Quantitative GUS Activity Assay

GUS activity was assayed according to Jefferson et al. (1987) with some modifications. Briefly, cotyledon samples were ground in liquid nitrogen and subsequently homogenized in 4-methylumbelliferyl-β-d-glucuronide extraction buffer (approximately 150 mg tissue fresh weight mL^–1) composed of 50 mm HEPES-KOH (pH 7), 5 mm DTT, and 0.5% (w/v) polyvinylpyrrolidone. After centrifugation (13,000g, 20 min, and 4°C), 200-µL aliquots of the supernatant were mixed with 200 µL of GUS assay buffer composed of 50 mm HEPES-KOH (pH 7), 5 mm DTT, 10 mm EDTA, and 2 mm 4-methylumbelliferyl-β-d-glucuronide and incubated at 37°C for 30 min.

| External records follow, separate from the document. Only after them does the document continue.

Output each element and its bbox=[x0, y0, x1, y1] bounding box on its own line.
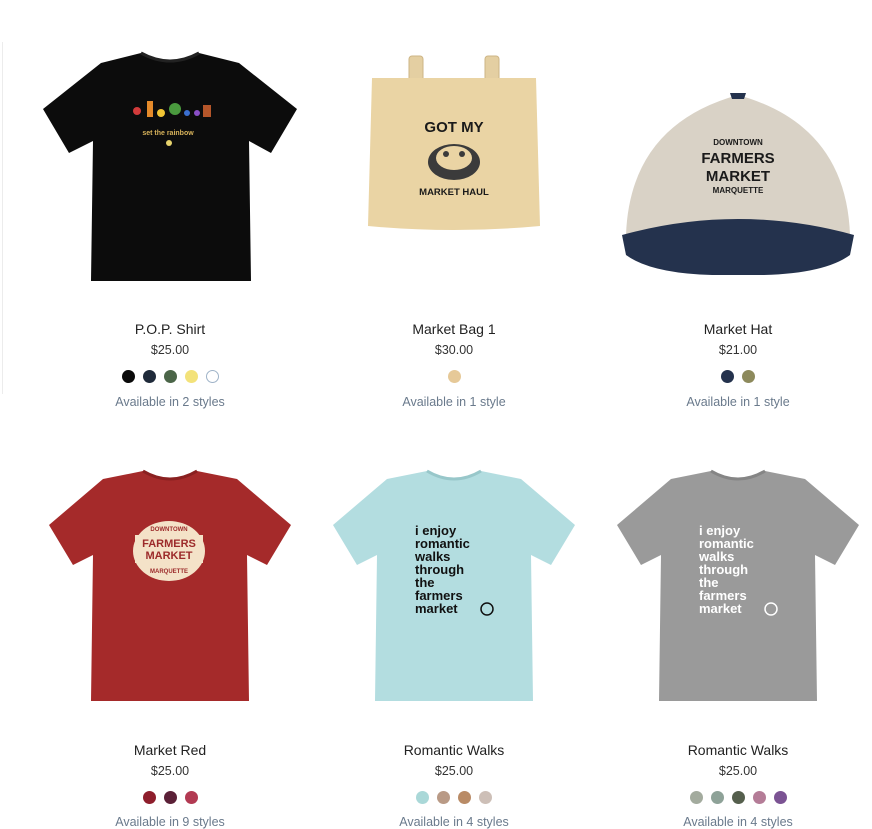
color-swatches bbox=[596, 791, 872, 804]
color-swatch[interactable] bbox=[163, 370, 177, 383]
product-image[interactable]: GOT MY MARKET HAUL bbox=[312, 45, 596, 245]
product-title[interactable]: Market Bag 1 bbox=[312, 321, 596, 337]
product-title[interactable]: Romantic Walks bbox=[596, 742, 872, 758]
color-swatches bbox=[312, 370, 596, 383]
cap-image: DOWNTOWN FARMERS MARKET MARQUETTE bbox=[622, 93, 854, 275]
shirt-art-text: set the rainbow bbox=[142, 130, 194, 137]
product-price: $25.00 bbox=[718, 764, 758, 778]
tote-art-bottom: MARKET HAUL bbox=[419, 187, 489, 198]
left-divider bbox=[2, 42, 3, 394]
color-swatches bbox=[28, 791, 312, 804]
color-swatch[interactable] bbox=[163, 791, 177, 804]
color-swatches bbox=[28, 370, 312, 383]
available-styles-link[interactable]: Available in 4 styles bbox=[312, 815, 596, 829]
product-image[interactable]: DOWNTOWN FARMERS MARKET MARQUETTE bbox=[28, 460, 312, 710]
available-styles-link[interactable]: Available in 9 styles bbox=[28, 815, 312, 829]
shirt-art-line: market bbox=[415, 601, 458, 616]
hat-art-line: DOWNTOWN bbox=[713, 138, 763, 147]
available-styles-link[interactable]: Available in 2 styles bbox=[28, 395, 312, 409]
tote-bag-image: GOT MY MARKET HAUL bbox=[368, 55, 540, 230]
product-image[interactable]: i enjoy romantic walks through the farme… bbox=[312, 460, 596, 710]
light-blue-tshirt-image: i enjoy romantic walks through the farme… bbox=[333, 469, 575, 701]
color-swatch[interactable] bbox=[121, 370, 135, 383]
available-styles-link[interactable]: Available in 4 styles bbox=[596, 815, 872, 829]
product-price: $25.00 bbox=[434, 764, 474, 778]
color-swatch[interactable] bbox=[752, 791, 766, 804]
color-swatch[interactable] bbox=[416, 791, 429, 804]
shirt-art-line: MARQUETTE bbox=[150, 569, 188, 575]
color-swatch[interactable] bbox=[142, 370, 156, 383]
color-swatch[interactable] bbox=[458, 791, 471, 804]
color-swatch[interactable] bbox=[689, 791, 703, 804]
color-swatch[interactable] bbox=[205, 370, 219, 383]
color-swatch[interactable] bbox=[773, 791, 787, 804]
tote-art-top: GOT MY bbox=[424, 119, 483, 136]
product-title[interactable]: Market Hat bbox=[596, 321, 872, 337]
product-image[interactable]: set the rainbow bbox=[28, 40, 312, 290]
product-title[interactable]: Romantic Walks bbox=[312, 742, 596, 758]
color-swatch[interactable] bbox=[710, 791, 724, 804]
color-swatch[interactable] bbox=[184, 370, 198, 383]
product-price: $25.00 bbox=[150, 343, 190, 357]
hat-art-line: MARKET bbox=[706, 168, 770, 185]
hat-art-line: FARMERS bbox=[701, 150, 774, 167]
color-swatch[interactable] bbox=[742, 370, 755, 383]
product-title[interactable]: P.O.P. Shirt bbox=[28, 321, 312, 337]
color-swatch[interactable] bbox=[142, 791, 156, 804]
product-price: $30.00 bbox=[434, 343, 474, 357]
black-tshirt-image: set the rainbow bbox=[43, 51, 297, 281]
product-title[interactable]: Market Red bbox=[28, 742, 312, 758]
color-swatches bbox=[596, 370, 872, 383]
red-tshirt-image: DOWNTOWN FARMERS MARKET MARQUETTE bbox=[49, 469, 291, 701]
available-styles-link[interactable]: Available in 1 style bbox=[312, 395, 596, 409]
shirt-art-line: MARKET bbox=[145, 550, 192, 562]
color-swatch[interactable] bbox=[437, 791, 450, 804]
product-price: $25.00 bbox=[150, 764, 190, 778]
shirt-art-line: DOWNTOWN bbox=[150, 527, 187, 533]
color-swatch[interactable] bbox=[184, 791, 198, 804]
shirt-art-line: FARMERS bbox=[142, 538, 196, 550]
product-image[interactable]: DOWNTOWN FARMERS MARKET MARQUETTE bbox=[596, 80, 872, 280]
hat-art-line: MARQUETTE bbox=[713, 186, 764, 195]
gray-tshirt-image: i enjoy romantic walks through the farme… bbox=[617, 469, 859, 701]
product-price: $21.00 bbox=[718, 343, 758, 357]
color-swatch[interactable] bbox=[731, 791, 745, 804]
available-styles-link[interactable]: Available in 1 style bbox=[596, 395, 872, 409]
product-image[interactable]: i enjoy romantic walks through the farme… bbox=[596, 460, 872, 710]
color-swatch[interactable] bbox=[721, 370, 734, 383]
shirt-art-line: market bbox=[699, 601, 742, 616]
color-swatches bbox=[312, 791, 596, 804]
color-swatch[interactable] bbox=[479, 791, 492, 804]
color-swatch[interactable] bbox=[447, 370, 461, 383]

Subsequently, aliquots of 100 µL were taken from each tube, the reactions were stopped with 2.9 mL of 0.2 m Na₂CO₃ (pH 9.5), and fluorescence was determined using a spectrofluorometer (LS55; Perkin Elmer) with 365-nm excitation and 460-nm emission wavelengths (5-nm bandwidth). Fluorescence was measured at the same instrument settings in all experiments.